感電
ここ三日間は寝る時間3時間程度の高稼働状態で全然進められなかったです。
変な時間帯に更新ですが、読んでいただけると嬉しいです。
中級雷魔状『雷童子』。
自然現象を模した魔状のため、雨雲の多い状況でなければ複数人でも時間のかかる大規模魔状である。それが中級なのだから雷属性の魔状はほとほと規模感が狂っている。またこの規模故、多対多の場面でなければ使われないのが通常だ。
天地が裂けたような鳴動と光が一帯を包んだ後、幸いにして目を死守した者が見たもの。
それは災厄の象徴であった巨大な魔獣がどうと音を立て倒れた瞬間であった。
先ほどの落雷に驚いた村人が、村の中から遠巻きに十数名顔を出していた。
そして見たこともない程巨大な魔獣に再度驚き、しかもその魔獣が魔状によって倒れ伏したという事実に三度驚愕し一様に声を上げた。
「マジかよ。倒したのか?」
私まだ何もやってないんだけど、とクレアが寂しそうに零したと同時。
「―まだだ!」
鋭いヨウの声が響いた。
気付いた村人の声が、歓声から悲鳴へ変わる。
ヨウの『雷童子』を受けた敵は一度地面に倒伏したものの、ぶるぶると震えながらも再び立ち上がろうとしていた。
「ゼンネル! 村の人間を遠くへ追いやれ! 退避させろ!」
少し前に持ち場から戻ってきていたゼンネルは率先してベニメリヌ以外の魔獣を狩りつつ村を守っていたが、マーリンの珍しく切羽詰まった声に身を翻して柵を越え村人がいる方向へ走り去る。
マーリンはゼンネルが素早く行動に移したことを確認し、再び巨獣を視界に収めた。
「頑丈だが……でかした。感電だ」
しかし起き上がるために巨体を支えていた手も大地を踏みしめる足も痙攣したように覚束ない。肉食獣らしい凶悪な顎からは、同じ生命である事が伺える薄桃色の舌と涎がだらしなく溢れ出している。
千載一遇の好機であることは誰の目にも明らか。そう見えた。
「これは行くだろ!」
まだ動けないと理解した瞬間、飛び出したのはクレア。
ここで決めて村を守る。災厄級の魔獣を、クラス5を私が倒す。
「クレア止まれ!」
マーリンの声が聞こえたが、今は攻めるときだ。慎重を期すれば機を逸する。
ある種の本能に従って突進したクレアは。
―まだ膝をついたままの魔獣と眼が合った。
(――っ)
ぐつぐつと。
煮え滾り溶け出した紅玉のような眼差し。
本能で飛び出した彼女は、さらなる本能の叫びによって体が急停止しようとする。
突発的に溢れたアドレナリンが思考処理を加速させ、周囲がスローモーションの世界に意図せず踏み入れる。

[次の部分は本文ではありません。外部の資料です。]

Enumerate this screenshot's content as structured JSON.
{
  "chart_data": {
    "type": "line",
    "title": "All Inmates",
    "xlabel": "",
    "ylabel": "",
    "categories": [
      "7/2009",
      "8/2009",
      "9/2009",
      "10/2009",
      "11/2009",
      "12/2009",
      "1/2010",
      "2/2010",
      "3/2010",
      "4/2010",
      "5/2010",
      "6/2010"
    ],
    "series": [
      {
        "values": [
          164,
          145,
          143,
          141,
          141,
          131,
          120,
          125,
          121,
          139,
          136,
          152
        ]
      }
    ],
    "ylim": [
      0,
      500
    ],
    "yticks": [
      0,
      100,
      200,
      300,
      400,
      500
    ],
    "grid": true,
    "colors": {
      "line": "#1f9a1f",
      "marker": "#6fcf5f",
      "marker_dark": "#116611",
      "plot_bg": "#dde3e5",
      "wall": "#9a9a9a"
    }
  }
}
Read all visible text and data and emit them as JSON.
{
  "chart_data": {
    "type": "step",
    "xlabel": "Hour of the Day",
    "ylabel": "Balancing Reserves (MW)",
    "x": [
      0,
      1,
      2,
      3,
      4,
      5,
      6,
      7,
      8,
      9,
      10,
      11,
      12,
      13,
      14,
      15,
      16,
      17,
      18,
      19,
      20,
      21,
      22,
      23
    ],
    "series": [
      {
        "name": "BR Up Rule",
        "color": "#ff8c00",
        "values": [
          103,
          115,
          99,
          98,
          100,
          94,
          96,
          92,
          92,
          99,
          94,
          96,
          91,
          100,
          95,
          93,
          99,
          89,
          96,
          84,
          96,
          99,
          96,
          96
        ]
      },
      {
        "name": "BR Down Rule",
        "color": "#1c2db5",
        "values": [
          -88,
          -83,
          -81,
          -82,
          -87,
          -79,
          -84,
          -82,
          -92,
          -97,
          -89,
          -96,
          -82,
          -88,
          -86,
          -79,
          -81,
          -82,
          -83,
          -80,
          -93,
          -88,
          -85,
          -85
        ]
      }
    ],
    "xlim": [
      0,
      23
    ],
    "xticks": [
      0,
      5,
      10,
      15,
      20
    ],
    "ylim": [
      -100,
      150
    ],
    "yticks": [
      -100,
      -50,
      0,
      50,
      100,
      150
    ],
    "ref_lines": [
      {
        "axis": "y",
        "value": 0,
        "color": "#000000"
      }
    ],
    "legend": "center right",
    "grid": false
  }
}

―それは遥か遠い地球で確認された「タキサイキア現象」。
つまり、「走馬灯」と同じ現象であった。
いつの間にか、ベニメリヌの震えていた手が中空を引っ掻いていた。
刹那。
十メートルは有るやもしれぬ空を裂く五本の亀裂が。触れれば切れそうな風を巻いて射出された。